Pay rights to whom? Bram Stoker died in 1912, and perhaps in the pre-Internet era it was not so easy to find who owns copyright. With or without the Internet, Stoker's widow Florence Balcombe did know the premiere of 1922 and set in motion a long judicial process to be paid the money she owed to her for the adaptation of her late husband's work. Three years later, convinced he was not going to get anything from that producer who had no money, Balcombe got the order to destroy all the copies and negatives of the film. Some were saved, fortunately. And a film frame adorns the cover of the Oxford World’s Classics collection novel. From here we see Florence circling in his grave.
The word Nosferatu appears in Bram Stoker’s novel, specifically in chapter XVI (and in the previous edition, on page 200): “He died, became nosferatu, as they say in Eastern Europe.” Bram Stoker found her in Transylvanian Superstitions, by writer Emily Gerard, in 1885. According to Gerard, the vampire nosferatu is the counterpart of the Romanian, but it seems not. In Romanian there is no word nosferatu, nor in any other language. Researcher David J. Skal proposes that Gerard misinterpreted some other Romanian word, such as the nesuferit – unbearable – but there are those who propose as the origin of Greek nosocomial nosferatures – which carries epidemic – or Romanian necuratul – the devil, or the disgust being. In any case, becoming the title of a film, thanks to Murnau we have won a new word.
I also want the horror movies that Universal made in the 1930s.
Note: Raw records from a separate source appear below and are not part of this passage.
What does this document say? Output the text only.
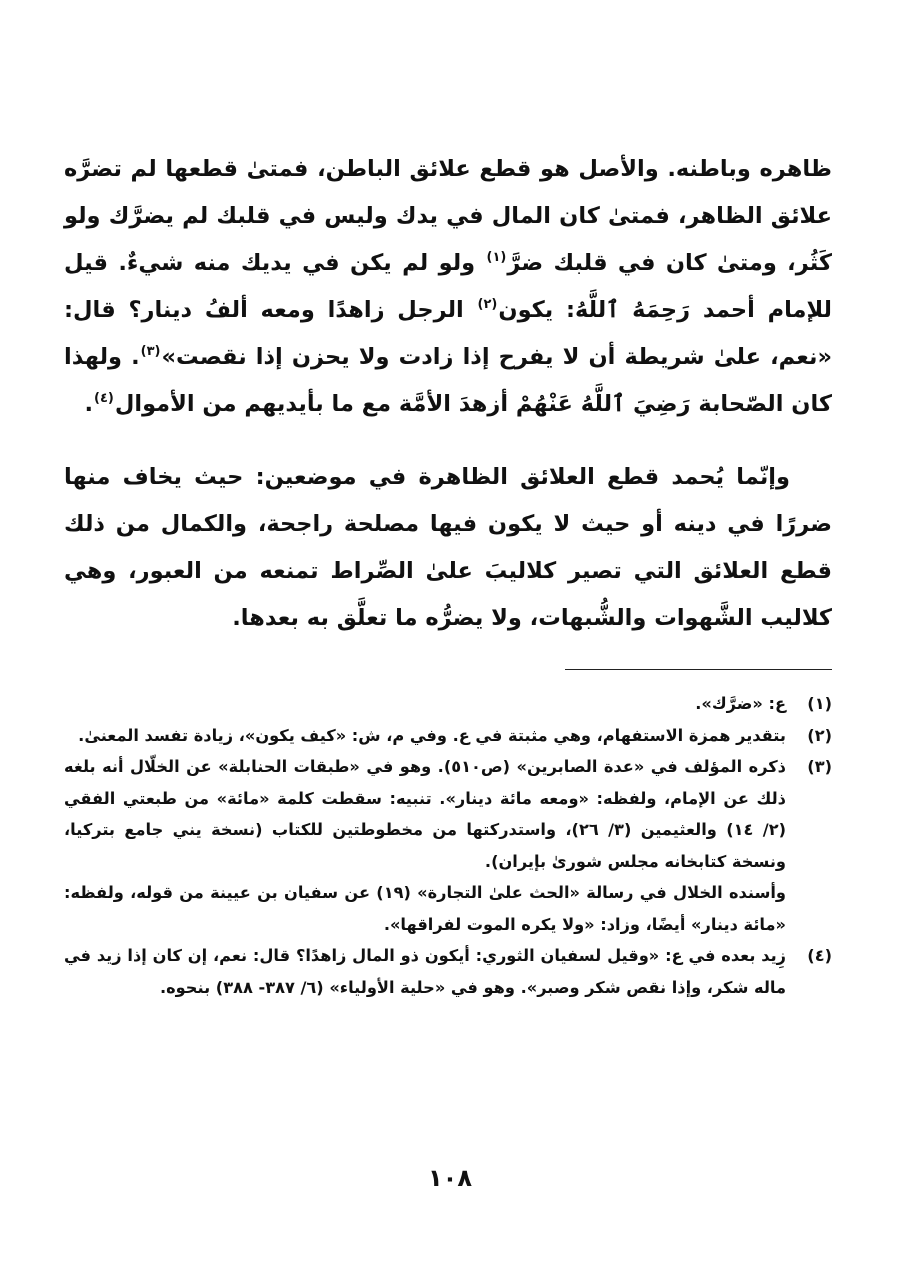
ظاهره وباطنه. والأصل هو قطع علائق الباطن، فمتىٰ قطعها لم تضرَّه علائق الظاهر، فمتىٰ كان المال في يدك وليس في قلبك لم يضرَّك ولو كَثُر، ومتىٰ كان في قلبك ضرَّ$^{(١)}$ ولو لم يكن في يديك منه شيءٌ. قيل للإمام أحمد رَحِمَهُ ٱللَّهُ: يكون$^{(٢)}$ الرجل زاهدًا ومعه ألفُ دينار؟ قال: «نعم، علىٰ شريطة أن لا يفرح إذا زادت ولا يحزن إذا نقصت»$^{(٣)}$. ولهذا كان الصّحابة رَضِيَ ٱللَّهُ عَنْهُمْ أزهدَ الأمَّة مع ما بأيديهم من الأموال$^{(٤)}$.

وإنّما يُحمد قطع العلائق الظاهرة في موضعين: حيث يخاف منها ضررًا في دينه أو حيث لا يكون فيها مصلحة راجحة، والكمال من ذلك قطع العلائق التي تصير كلاليبَ علىٰ الصِّراط تمنعه من العبور، وهي كلاليب الشَّهوات والشُّبهات، ولا يضرُّه ما تعلَّق به بعدها.

(١)

ع: «ضرَّك».

(٢)

بتقدير همزة الاستفهام، وهي مثبتة في ع. وفي م، ش: «كيف يكون»، زيادة تفسد المعنىٰ.

(٣)

ذكره المؤلف في «عدة الصابرين» (ص٥١٠). وهو في «طبقات الحنابلة» عن الخلّال أنه بلغه ذلك عن الإمام، ولفظه: «ومعه مائة دينار». تنبيه: سقطت كلمة «مائة» من طبعتي الفقي (٢/ ١٤) والعثيمين (٣/ ٢٦)، واستدركتها من مخطوطتين للكتاب (نسخة يني جامع بتركيا، ونسخة كتابخانه مجلس شورىٰ بإيران).

وأسنده الخلال في رسالة «الحث علىٰ التجارة» (١٩) عن سفيان بن عيينة من قوله، ولفظه: «مائة دينار» أيضًا، وزاد: «ولا يكره الموت لفراقها».

(٤)

زِيد بعده في ع: «وقيل لسفيان الثوري: أيكون ذو المال زاهدًا؟ قال: نعم، إن كان إذا زيد في ماله شكر، وإذا نقص شكر وصبر». وهو في «حلية الأولياء» (٦/ ٣٨٧- ٣٨٨) بنحوه.

١٠٨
They're beautiful, lovely movies, but what's obvious, they're not afraid today. Nosferatu, for its part, is still disturbing at some points, although it has been a little over a hundred years since its premiere. The vampire, incarnated by actor Max Schreck, is a very special vampire and his movements, accompanied by his makeup and photography of Fritz Arno Wagner, make us feel the paired air mentioned in the fight. Because Max Schreck's representation is so credible that he was the real vampire. From this legend, E. Elias Merhige shot Shadow of the Vampire in 2000. In this star-filled film, John Malkovich da F. W. Murnau; Udo Kier, Albin Grau; and Willem Dafoe, Max Schreck, reflected on the vampire character of film.
Nosferatu’s is a special vampire in his horror and barbarism, passing through the interview of Tom Cruise, Brad Pitt, etc., far from the road leading to the Twilight (Ilunabar) saga. His image is found in the Salem’s Lot mini series by Tob Hooper, from where he arrives to Guillermo del Toro’s The Strain (Anduia) series, with the influence of the undead, and it is clear that What We Do in the Shadows (2014), directed by Taika Waita, is the old tribute of Banpiro Banpiro.
It’s an outrage: Nosferatu is Germany’s largest film, according to Werner Herzog. The German director made his remake or version in 1979 with Bruno Ganz, Isabelle Adjani and Klaus Kinski. Later, Kinski was once again encouraged to train our vampire in 1988 in the film Nosferatu a Venezia, directed by Augusto Caminito. As someone would say, what need?
Jean-Luc Godard says the only thing you need to make a movie is a girl and a pistol. Light and shadows are the only things you need.